Along with other workers, Brown filed a racial harassment complaint with Human Resources, but he says the representative’s response was insufficient. “They basically told us, ‘you don’t have to take that, you can walk away and tell your boss,'” Brown says. “That’s what we did, but what then? HR uses solidarity to quell the situation, but nothing changes.”
Former gallery associate Kate Adams, who was also laid off in June, describes experiencing “constant” sexual harassment at VMFA. Adams says she commonly worked evening events like weddings or parties where she dealt with drunken visitors who made inappropriate comments and advances, but many of the transgressions involved SCOP officers.
Adams recounts one incident where a museum SCOP officer she had never interacted with found and messaged her repeatedly on Facebook, first saying that he “liked her pictures” and later asking her to “come over his house to help decorate,” despite a lack of response from Adams.
“When I first e-mailed HR, they said that ‘this was more of a Facebook concern than a workplace concern,'” she told Hyperallergic. Eventually, HR agreed to stop scheduling them together and said they would give the officer a verbal warning.

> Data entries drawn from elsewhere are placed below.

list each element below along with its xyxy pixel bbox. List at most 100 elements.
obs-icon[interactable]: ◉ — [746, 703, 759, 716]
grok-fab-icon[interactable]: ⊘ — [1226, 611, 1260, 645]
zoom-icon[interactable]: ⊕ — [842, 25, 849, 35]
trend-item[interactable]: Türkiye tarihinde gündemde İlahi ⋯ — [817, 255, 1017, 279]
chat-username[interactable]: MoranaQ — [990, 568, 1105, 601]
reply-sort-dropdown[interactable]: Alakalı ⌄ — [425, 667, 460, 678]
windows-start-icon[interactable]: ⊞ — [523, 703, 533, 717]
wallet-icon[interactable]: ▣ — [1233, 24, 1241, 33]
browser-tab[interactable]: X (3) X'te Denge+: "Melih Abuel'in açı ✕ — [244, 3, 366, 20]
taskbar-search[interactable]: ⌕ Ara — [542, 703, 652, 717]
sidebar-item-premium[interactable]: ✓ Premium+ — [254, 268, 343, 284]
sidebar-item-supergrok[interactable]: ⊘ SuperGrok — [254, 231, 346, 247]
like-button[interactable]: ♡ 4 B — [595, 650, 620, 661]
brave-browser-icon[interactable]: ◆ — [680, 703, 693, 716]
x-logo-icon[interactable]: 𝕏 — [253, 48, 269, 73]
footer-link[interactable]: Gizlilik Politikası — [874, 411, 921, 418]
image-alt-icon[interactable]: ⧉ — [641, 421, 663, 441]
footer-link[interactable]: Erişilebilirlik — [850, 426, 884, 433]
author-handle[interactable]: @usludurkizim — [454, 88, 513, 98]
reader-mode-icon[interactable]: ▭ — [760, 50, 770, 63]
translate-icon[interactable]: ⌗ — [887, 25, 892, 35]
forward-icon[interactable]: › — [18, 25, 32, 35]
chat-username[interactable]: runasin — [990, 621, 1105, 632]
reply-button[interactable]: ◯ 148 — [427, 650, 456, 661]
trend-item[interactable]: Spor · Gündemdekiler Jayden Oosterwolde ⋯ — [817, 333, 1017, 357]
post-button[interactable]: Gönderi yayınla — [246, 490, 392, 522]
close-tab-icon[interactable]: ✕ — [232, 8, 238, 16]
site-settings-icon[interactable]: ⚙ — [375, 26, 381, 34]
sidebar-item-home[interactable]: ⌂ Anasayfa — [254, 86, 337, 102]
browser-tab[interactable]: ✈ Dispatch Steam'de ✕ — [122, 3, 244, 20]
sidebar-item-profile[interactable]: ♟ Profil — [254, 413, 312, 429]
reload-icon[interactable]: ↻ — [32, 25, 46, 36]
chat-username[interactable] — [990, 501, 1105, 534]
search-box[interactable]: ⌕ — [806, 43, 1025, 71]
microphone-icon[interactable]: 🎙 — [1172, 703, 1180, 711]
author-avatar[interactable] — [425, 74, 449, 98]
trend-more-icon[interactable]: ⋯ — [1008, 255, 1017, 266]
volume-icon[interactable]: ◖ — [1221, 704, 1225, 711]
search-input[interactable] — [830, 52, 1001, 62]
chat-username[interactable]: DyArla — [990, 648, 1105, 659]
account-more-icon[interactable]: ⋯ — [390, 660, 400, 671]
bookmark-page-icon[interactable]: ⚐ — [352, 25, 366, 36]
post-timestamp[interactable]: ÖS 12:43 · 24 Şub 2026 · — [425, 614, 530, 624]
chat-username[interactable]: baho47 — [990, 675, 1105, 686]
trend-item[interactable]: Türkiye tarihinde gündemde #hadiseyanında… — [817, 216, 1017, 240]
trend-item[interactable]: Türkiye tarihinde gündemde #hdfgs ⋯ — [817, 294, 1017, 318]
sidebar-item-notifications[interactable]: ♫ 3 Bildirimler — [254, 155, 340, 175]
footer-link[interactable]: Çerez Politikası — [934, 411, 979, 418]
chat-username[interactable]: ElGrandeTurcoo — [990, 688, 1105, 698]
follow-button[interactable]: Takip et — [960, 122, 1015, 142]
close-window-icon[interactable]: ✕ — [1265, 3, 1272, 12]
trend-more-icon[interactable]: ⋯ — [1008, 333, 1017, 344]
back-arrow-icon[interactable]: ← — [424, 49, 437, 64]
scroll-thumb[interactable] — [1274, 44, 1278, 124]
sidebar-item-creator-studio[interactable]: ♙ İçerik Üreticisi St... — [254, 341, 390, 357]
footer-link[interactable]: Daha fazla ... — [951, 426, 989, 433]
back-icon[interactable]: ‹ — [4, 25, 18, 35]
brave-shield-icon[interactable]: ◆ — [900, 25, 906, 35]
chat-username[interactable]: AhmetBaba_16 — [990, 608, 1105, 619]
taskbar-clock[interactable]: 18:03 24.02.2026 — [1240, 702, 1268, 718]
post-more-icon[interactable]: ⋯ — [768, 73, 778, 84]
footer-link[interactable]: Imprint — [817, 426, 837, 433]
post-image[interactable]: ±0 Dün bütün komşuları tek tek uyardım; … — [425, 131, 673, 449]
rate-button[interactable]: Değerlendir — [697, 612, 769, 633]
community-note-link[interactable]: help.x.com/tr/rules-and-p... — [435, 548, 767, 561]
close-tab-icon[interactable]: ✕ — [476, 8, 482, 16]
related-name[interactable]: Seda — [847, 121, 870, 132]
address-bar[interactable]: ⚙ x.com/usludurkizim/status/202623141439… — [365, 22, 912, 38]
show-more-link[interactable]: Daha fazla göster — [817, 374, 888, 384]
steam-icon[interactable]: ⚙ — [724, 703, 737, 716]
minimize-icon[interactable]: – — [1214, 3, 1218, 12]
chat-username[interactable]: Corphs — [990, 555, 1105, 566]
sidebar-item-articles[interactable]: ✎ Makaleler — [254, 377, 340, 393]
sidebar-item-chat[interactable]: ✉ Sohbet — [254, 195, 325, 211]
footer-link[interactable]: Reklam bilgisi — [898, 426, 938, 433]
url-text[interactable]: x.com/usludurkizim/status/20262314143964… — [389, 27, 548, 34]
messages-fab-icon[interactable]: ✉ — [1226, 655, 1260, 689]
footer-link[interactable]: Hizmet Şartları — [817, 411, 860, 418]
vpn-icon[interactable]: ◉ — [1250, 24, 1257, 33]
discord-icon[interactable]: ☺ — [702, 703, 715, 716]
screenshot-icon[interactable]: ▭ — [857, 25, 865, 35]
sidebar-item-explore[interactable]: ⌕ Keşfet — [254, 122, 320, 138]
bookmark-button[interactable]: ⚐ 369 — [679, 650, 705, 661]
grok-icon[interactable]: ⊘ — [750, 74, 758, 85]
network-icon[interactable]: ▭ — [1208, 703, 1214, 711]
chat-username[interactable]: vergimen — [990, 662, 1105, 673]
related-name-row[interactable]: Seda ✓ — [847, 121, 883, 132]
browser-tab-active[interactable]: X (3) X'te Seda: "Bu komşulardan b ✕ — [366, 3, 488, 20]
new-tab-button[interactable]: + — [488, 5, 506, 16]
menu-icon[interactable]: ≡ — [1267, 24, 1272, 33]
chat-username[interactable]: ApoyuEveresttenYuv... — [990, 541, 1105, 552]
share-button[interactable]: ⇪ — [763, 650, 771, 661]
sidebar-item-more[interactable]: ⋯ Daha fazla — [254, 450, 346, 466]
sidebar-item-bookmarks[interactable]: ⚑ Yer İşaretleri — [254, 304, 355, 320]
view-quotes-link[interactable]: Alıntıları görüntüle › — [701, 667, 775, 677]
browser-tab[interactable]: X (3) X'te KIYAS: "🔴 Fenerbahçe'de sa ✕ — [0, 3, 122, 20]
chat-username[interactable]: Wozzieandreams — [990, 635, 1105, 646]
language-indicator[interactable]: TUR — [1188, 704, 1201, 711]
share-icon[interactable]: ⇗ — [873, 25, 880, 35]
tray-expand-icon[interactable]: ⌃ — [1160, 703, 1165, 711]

“But after a month, they started scheduling us together again,” Adams says. “They didn’t even warn me. It was very anxiety-inducing.”
In his statement to Hyperallergic, Nyerges said that the museum has “long-established policies and practices against discrimination and harassment,” including “preventative measures against harassment by visitors” and “new training sessions for staff to address these concerns.”
“All complaints that are brought to Human Resources are immediately addressed with an administrative review. Employees have been fired for harassment and discrimination,” VMFA said.
But accounts such as Adams’ and Brown’s echo the gripes expressed in VMFA Reform’s petition, which criticizes the museum’s response to workers’ complaints.
“Once I questioned why my supervisor treated my male coworker differently, because I was getting assignments or jobs that they weren’t,” said another former worker, who preferred to remain anonymous. “When I brought it up, he laughed in my face in front of other people and publicly humiliated me, and when I complained to my supervisor’s manager, they told me, ‘that’s just how your supervisor is, he’s older, don’t worry.'”
“After a certain point you stop asking for help from people who won’t help you,” they added.
VMFA Reform believes the museum’s complicity toward offenders contrasts with a lack of frameworks in place to protect its most vulnerable employees. Thirty-two gallery associates were cut in June due to the “limited visitor capacity” brought on by the pandemic. Though VMFA released a safety plan ahead of its reopening on July 3, some remaining associates have expressed concern about the risks of contracting the virus, as they do not receive the health benefits of their full-time peers.
Brown, who was among those laid off in June, says that when he asked about hazard pay while he was still employed, the museum did not offer an answer. Among the group’s demands, the reform committee has asked for a minimum pay of $17 per hour for those working during the pandemic. VMFA told Hyperallergic that the museum has converted 57 part-time positions to full-time positions in the last five years and has “plans to raise the entry level pay of all hourly-wage employees to $15 per hour and then make commensurate adjustments to all positions to avoid wage compression.”
“VMFA has been working on these issues for several years, and while much has been accomplished, we certainly understand more remains to be done,” Nyerges said in his statement, noting that 50 percent of the museum’s executive leadership and 44 percent of its managers and directors are people of color, and that the board of trustees elected its first African American president two years ago. “In our current five-year strategic plan, we have included initiatives to further diversify our staff, attract a more diverse visitor base, and increase our African American art collections.”
According to the reform committee, the museum has not yet provided a reply to their petition, initially requested by June 26.